The evidence pack auto-routes: binary CSVs receive the EO / DP / CAL block in per_attribute_metrics; multi-class CSVs receive only the F1-family block.

This split is deliberate. A future release (S6 in the roadmap) introduces per-class operating-threshold ingestion and revisits whether to extend EO / DP / CAL into the multi-class case. The choice was not to silently binarise, because silently binarising hides a regulator-facing modelling choice.

Composite score update

samd_fairness_score now takes a fifth component, F1_SITE, the weighted_f1_gap at the site attribute. The default weights are:

w_f1_site = 0.35
w_site    = 0.20
w_eo      = 0.20   (binary only)
w_dp      = 0.10   (binary only)
w_cal     = 0.15   (binary only)

When the input is multi-class, the binary-only weights collapse to zero and {w_f1_site, w_site} are re-normalised to sum to 1 over their pair. This preserves the [0, 1] range of the composite without distorting the relative weighting of the two terms that are defined for any K. The full sensitivity argument and worked examples live in docs/samd-fairness-score.md.

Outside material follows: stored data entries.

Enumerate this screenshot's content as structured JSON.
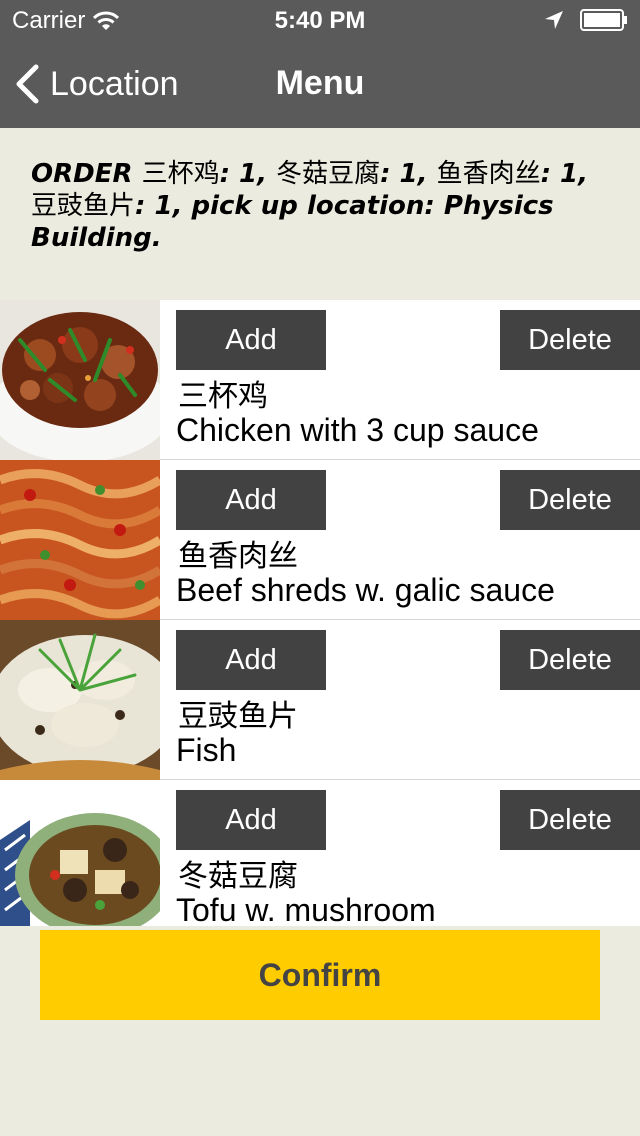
{
  "status_bar": {
    "carrier": "Carrier",
    "time": "5:40 PM"
  },
  "nav": {
    "back_label": "Location",
    "title": "Menu"
  },
  "order": {
    "prefix": "ORDER",
    "items": [
      {
        "name": "三杯鸡",
        "sep": ": ",
        "qty": "1",
        "after": ", "
      },
      {
        "name": "冬菇豆腐",
        "sep": ": ",
        "qty": "1",
        "after": ", "
      },
      {
        "name": "鱼香肉丝",
        "sep": ": ",
        "qty": "1",
        "after": ", "
      },
      {
        "name": "豆豉鱼片",
        "sep": ": ",
        "qty": "1",
        "after": ", "
      }
    ],
    "pickup_label": "pick up location: ",
    "pickup_location": "Physics Building",
    "suffix": "."
  },
  "menu": {
    "add_label": "Add",
    "delete_label": "Delete",
    "items": [
      {
        "name_cn": "三杯鸡",
        "name_en": "Chicken with 3 cup sauce",
        "image_icon": "chicken-dish-photo"
      },
      {
        "name_cn": "鱼香肉丝",
        "name_en": "Beef shreds w. galic sauce",
        "image_icon": "beef-shreds-dish-photo"
      },
      {
        "name_cn": "豆豉鱼片",
        "name_en": "Fish",
        "image_icon": "fish-dish-photo"
      },
      {
        "name_cn": "冬菇豆腐",
        "name_en": "Tofu w. mushroom",
        "image_icon": "tofu-dish-photo"
      }
    ]
  },
  "confirm_label": "Confirm",
  "colors": {
    "nav_bar": "#5a5a5a",
    "background": "#ebebdf",
    "button": "#424242",
    "confirm": "#ffcc00"
  }
}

Reproducing the TFG headline number

The roadmap's S5 ships a fully redacted AI4SkIN-shaped prediction set under examples/ai4skin-replication/. With v0.2 plus that example, the CLI command:

fmm-fairness evaluate examples/ai4skin-replication/predictions.csv \
    --protected-attrs site,sex \
    --site-attribute site \
    --num-classes 6 \
    --output ai4skin-report/

emits a weighted_f1_gap within 0.005 of the published 0.19 figure. Until S5 lands, the synthetic 6-class fixture in tests/test_multi_class.py::_make_ai4skin_shaped_df exercises the same code path.